LGBT rights advocates in the
region , working to make the Declaration truly "people-centric" are
concerned that in the absence of explicit reference to sexual orientation and
gender identity (SOGI) in the Universal Declaration, the drafters of the ASEAN
Declaration will omit LGBT rights. The activists are urging that the AHRD also
be based on the Convention on the Elimination of All Forms of Discrimination
Against Women (CEDAW) and the Convention on the Rights of the Child (CRC),
which include sexual orientation and gender identity as protected categories.

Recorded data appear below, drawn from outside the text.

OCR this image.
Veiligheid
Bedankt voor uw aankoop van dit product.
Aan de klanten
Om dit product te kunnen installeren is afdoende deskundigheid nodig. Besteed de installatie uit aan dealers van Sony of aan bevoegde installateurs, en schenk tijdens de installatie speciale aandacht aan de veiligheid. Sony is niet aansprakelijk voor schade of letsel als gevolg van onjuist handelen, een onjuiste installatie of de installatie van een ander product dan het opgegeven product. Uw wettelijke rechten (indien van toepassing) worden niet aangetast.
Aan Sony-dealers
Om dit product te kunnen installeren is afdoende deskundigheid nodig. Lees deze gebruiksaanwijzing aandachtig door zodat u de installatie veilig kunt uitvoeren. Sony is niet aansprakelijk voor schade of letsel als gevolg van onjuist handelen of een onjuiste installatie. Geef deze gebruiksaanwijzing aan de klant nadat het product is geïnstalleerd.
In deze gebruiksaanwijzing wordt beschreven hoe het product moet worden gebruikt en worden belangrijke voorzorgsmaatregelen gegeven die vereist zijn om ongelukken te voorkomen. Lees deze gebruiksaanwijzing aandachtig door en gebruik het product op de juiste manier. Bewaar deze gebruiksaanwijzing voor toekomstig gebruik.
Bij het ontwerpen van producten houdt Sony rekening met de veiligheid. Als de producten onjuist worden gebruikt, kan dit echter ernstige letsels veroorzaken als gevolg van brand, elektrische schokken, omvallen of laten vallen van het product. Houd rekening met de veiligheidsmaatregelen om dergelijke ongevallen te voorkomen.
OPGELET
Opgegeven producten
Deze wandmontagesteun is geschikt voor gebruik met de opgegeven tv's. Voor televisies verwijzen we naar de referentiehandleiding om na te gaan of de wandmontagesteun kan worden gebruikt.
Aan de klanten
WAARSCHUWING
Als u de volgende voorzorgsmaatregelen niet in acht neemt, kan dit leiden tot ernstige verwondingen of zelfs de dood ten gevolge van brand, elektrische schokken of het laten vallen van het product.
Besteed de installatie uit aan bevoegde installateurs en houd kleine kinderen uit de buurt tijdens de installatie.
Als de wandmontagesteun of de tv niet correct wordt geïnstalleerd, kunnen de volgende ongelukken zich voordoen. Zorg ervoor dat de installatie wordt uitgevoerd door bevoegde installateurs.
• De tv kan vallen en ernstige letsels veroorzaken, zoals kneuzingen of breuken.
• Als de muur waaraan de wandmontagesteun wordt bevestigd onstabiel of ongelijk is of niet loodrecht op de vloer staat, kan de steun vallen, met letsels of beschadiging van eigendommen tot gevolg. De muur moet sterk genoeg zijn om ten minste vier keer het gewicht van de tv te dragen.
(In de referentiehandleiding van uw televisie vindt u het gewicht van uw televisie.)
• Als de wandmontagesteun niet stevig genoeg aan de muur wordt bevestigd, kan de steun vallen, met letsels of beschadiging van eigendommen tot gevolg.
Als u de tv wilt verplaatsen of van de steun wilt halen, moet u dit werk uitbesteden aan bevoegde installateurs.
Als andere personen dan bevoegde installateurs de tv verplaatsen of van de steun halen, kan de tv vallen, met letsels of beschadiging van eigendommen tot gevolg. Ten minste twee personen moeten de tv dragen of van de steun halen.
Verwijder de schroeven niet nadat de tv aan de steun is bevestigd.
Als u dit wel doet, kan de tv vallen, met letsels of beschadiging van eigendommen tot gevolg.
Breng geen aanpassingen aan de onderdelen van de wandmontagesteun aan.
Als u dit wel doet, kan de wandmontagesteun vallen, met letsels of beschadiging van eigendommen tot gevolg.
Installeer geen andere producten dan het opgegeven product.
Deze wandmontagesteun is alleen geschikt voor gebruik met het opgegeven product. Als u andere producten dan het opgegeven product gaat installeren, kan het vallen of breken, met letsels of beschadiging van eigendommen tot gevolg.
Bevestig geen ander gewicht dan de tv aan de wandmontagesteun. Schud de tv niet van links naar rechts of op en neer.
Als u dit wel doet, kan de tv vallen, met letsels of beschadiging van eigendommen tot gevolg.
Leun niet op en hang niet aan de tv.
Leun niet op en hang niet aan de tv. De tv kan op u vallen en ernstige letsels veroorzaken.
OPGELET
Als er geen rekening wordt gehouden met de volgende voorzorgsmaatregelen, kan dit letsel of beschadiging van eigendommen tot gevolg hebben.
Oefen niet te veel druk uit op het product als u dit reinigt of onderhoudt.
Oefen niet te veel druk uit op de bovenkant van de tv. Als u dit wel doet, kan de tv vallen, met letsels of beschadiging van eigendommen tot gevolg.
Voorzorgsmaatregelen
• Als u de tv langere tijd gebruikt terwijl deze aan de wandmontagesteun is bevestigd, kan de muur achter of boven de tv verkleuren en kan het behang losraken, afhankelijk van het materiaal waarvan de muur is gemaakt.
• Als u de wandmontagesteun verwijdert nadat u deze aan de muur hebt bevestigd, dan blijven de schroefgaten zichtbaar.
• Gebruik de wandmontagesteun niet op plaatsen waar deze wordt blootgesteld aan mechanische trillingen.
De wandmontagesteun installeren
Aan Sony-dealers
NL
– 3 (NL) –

All ASEAN countries, have signed these two treaties and are obligated to
promote the principles of equality they mandate.
The drafters of the AICHR are out
of step with developments in the broader human rights arena. They have missed
the opportunity to adopt a progressive vision of human rights. Instead, they
have blamed religion and culture for holding back its commitment to recognizing
that all human beings have human rights and that LGBT rights are human rights.

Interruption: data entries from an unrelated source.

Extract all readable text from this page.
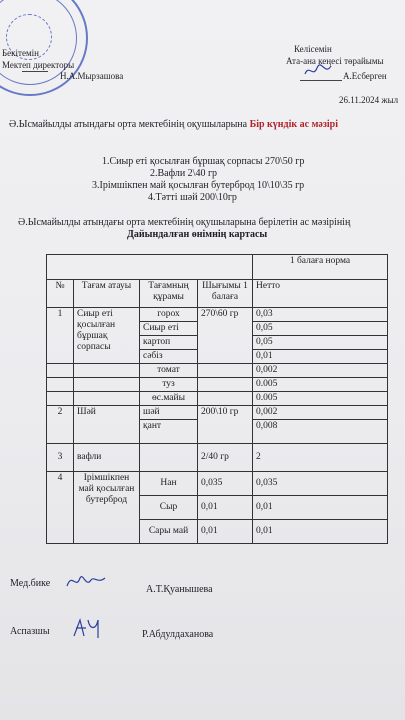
Бекітемін
Мектеп директоры
Н.А.Мырзашова
Келісемін
Ата-ана кеңесі төрайымы
А.Есберген
26.11.2024 жыл
Ә.Ысмайылды атындағы орта мектебінің оқушыларына Бір күндік ас мәзірі
1.Сиыр еті қосылған бұршақ сорпасы 270\50 гр
2.Вафли 2\40 гр
3.Ірімшікпен май қосылған бутерброд 10\10\35 гр
4.Тәтті шәй 200\10гр
Ә.Ысмайылды атындағы орта мектебінің оқушыларына берілетін ас мәзірінің
Дайындалған өнімнің картасы
				1 балаға норма
№	Тағам атауы	Тағамның құрамы	Шығымы 1 балаға	Нетто
1	Сиыр еті қосылған бұршақ сорпасы	горох	270\60 гр	0,03
		Сиыр еті		0,05
		картоп		0,05
		сәбіз		0,01
		томат		0,002
		туз		0.005
		өс.майы		0.005
2	Шәй	шәй	200\10 гр	0,002
		қант		0,008
3	вафли		2/40 гр	2
4	Ірімшікпен май қосылған бутерброд	Нан	0,035	0,035
		Сыр	0,01	0,01
		Сары май	0,01	0,01
Мед.бике
А.Т.Қуанышева
Аспазшы	Р.Абдулдаханова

The decision to omit sexual
orientation and gender identity from the ASEAN Declaration signals lack of
concern for marginalized communities who suffer horrendous violence because of
their sexual orientation and gender identity and have no avenues of legal
recourse for widespread and institutionalized discrimination. Those individuals
from religious minority groups that have noisily demonized LGBT people and
spread intolerance in the name of religion do not represent the majority in their
countries, nor do they represent the majority point of view of all religions.
Most people in the ASEAN countries do not want LGBT people to suffer from
violence, discrimination, hatred and intolerance.
The meeting of the ASEAN
Ministers precedes a convening of Commonwealth Foreign Ministers on September
29 in New York. Four ASEAN countries are part of the Commonwealth (formerly
colonized by Britain) -- Brunei, Malaysia and Singapore, the strongest
opponents to including sexual orientation and gender identity in the ASEAN
Declaration. Burma, also a Commonwealth nation is silent on the rights of
lesbian, gay, bisexual and transgender (LGBT) people.
There is still time to right a
wrong. And now is the time to do it. Non-discrimination, non-violence, and equal
protection of the law are critical for the well being of all people in Asia
including LGBT people. The Foreign Ministers of the ASEAN need to reject the
current draft of the Declaration and insist that it be inclusive and truly
representative of the diversity of ASEAN societies. It needs to reflect the
voices of hundreds of civil society groups who have asked for the inclusion of
sexual orientation and gender identity as a protected category in the ASEAN
Human Rights Declaration before it is adopted in November 2012.